薬の効果で、体中の刺青がみるみるうちに溶けていく。
雨宮由衣は熱い湯に浸かりながら、フェイスマスクをして目を閉じ、しばらく休んだ。
目を覚ますと、バスタブの水は真っ黒に濁っていた。
そして彼女の体…
刺青が消え、本来の姿が露わになった。
彼女の刺青は肌に害のない一時的なものだった。胸にある赤い三日月型の痣を除けば、全身に傷一つなく、まるで上質な白玉のように滑らかで、月光に照らされた雪のように白く透き通っていた。
前世では、衝動的にタトゥーを入れてしまったこともあった。その刺青は7年間ずっと彼女の体に刻まれていたため、彼女は7年間も自分の本来の体の様子を知らなかった。

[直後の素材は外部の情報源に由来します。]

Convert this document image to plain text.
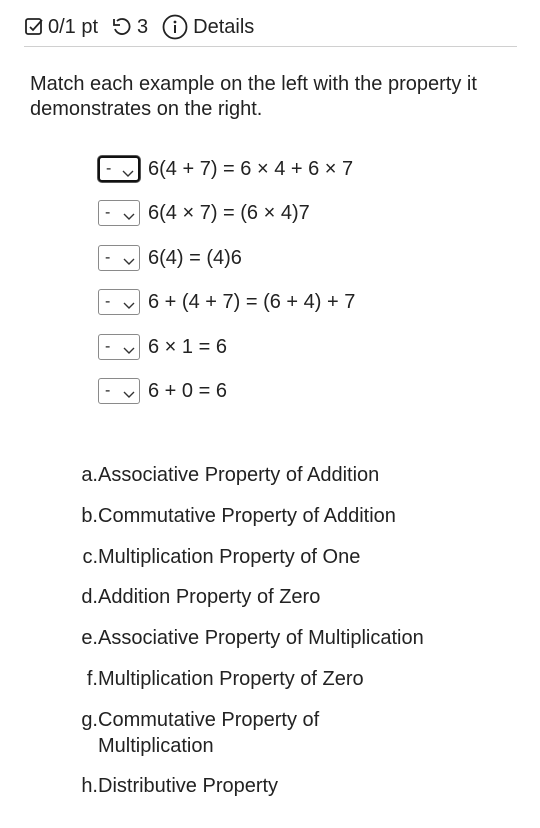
0/1 pt 3 Details
Match each example on the left with the property it demonstrates on the right.
- 6(4 + 7) = 6 × 4 + 6 × 7
- 6(4 × 7) = (6 × 4)7
- 6(4) = (4)6
- 6 + (4 + 7) = (6 + 4) + 7
- 6 × 1 = 6
- 6 + 0 = 6
a. Associative Property of Addition
b. Commutative Property of Addition
c. Multiplication Property of One
d. Addition Property of Zero
e. Associative Property of Multiplication
f. Multiplication Property of Zero
g. Commutative Property of Multiplication
h. Distributive Property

今、本来の姿を見ると、自分でも驚くほど、彼女の肌は美しかった。
さらに今の彼女はまだ20歳。女性の肌が最も美しい時期だ。
フェイスマスクをはがした後、雨宮由衣はバスタブの汚れた水を抜き、もう一度体を洗い流した。
浴衣を着て、ドレッサーの前に座った。
鏡に映る少女は、淡く描かれた眉がまるで遠くの山々のようだった。高く整った鼻筋、桃の花のように瑞々しい唇の色は、それだけでも十分に美しい。しかし最も目を引くのは、まるで秋の湖水を湛えたような瞳だった。光が揺らめき、星のように輝いている。
濃い化粧のせいで乾燥してくすんでいた肌も、フェイスマスクのおかげで最高の状態に戻り、体と同じくらい滑らかになっていた。
しかし、これは一時的なもので、フェイスマスクなどの美容ケアは、肌の状態を短時間だけ良くするだけで、特に緊急用のフェイスマスクは根本的な解決にはならないことを、雨宮由衣は分かっていた。
顔の肌を完全に回復させるには、まだ時間をかけてケアする必要がある。
美容院でセットしてもらった奇抜な髪型も、洗って乾かすと元の状態に戻った。墨のように黒い、腰まで届く長い髪が、まだ少し濡れた状態で彼女の肩にかかっている。
前世、彼女はこの大切な長い髪を切ってしまったのに、今はまだ…
雨宮由衣は再び手に入れた喜びを胸に、木製の櫛で丁寧に髪を梳いた。
髪を乾かした雨宮由衣は、クローゼットの中の奇抜な服を見て、また悩んでしまった。
もういい、3階のウォークインクローゼットから持ってこよう。せっかく転生したんだから、我慢する必要はない。
3階は全てウォークインクローゼットになっていて、中には庄司輝弥が用意させた服やアクセサリー、バッグが所狭しと並んでいる。彼女は一度も使ったことがなかったが、7年間ずっと、そこには常に最新の流行アイテムが揃っていた。
階下では。
ダイニングテーブルで、庄司輝弥はゆっくりとコーヒーを飲んでいた。
男は睡眠不足からくる目の下の青白い隈が薄くなり、元々整った顔は、まるで精気を吸い込んだ妖のように、今日はずば抜けて美しく、全身から光を放っているかのようだ。
「あちっ、あちち…」林翔太(はやし しょうた)はぼんやりとしていて、熱いコーヒーを飲んでしまった。
庄司輝弥は向かいの友人を冷ややかに一瞥し、まるでバカを見るような表情だった。
それでも林翔太は、こいつは皮肉を言っている時でさえ、めちゃくちゃカッコいいと思っていた。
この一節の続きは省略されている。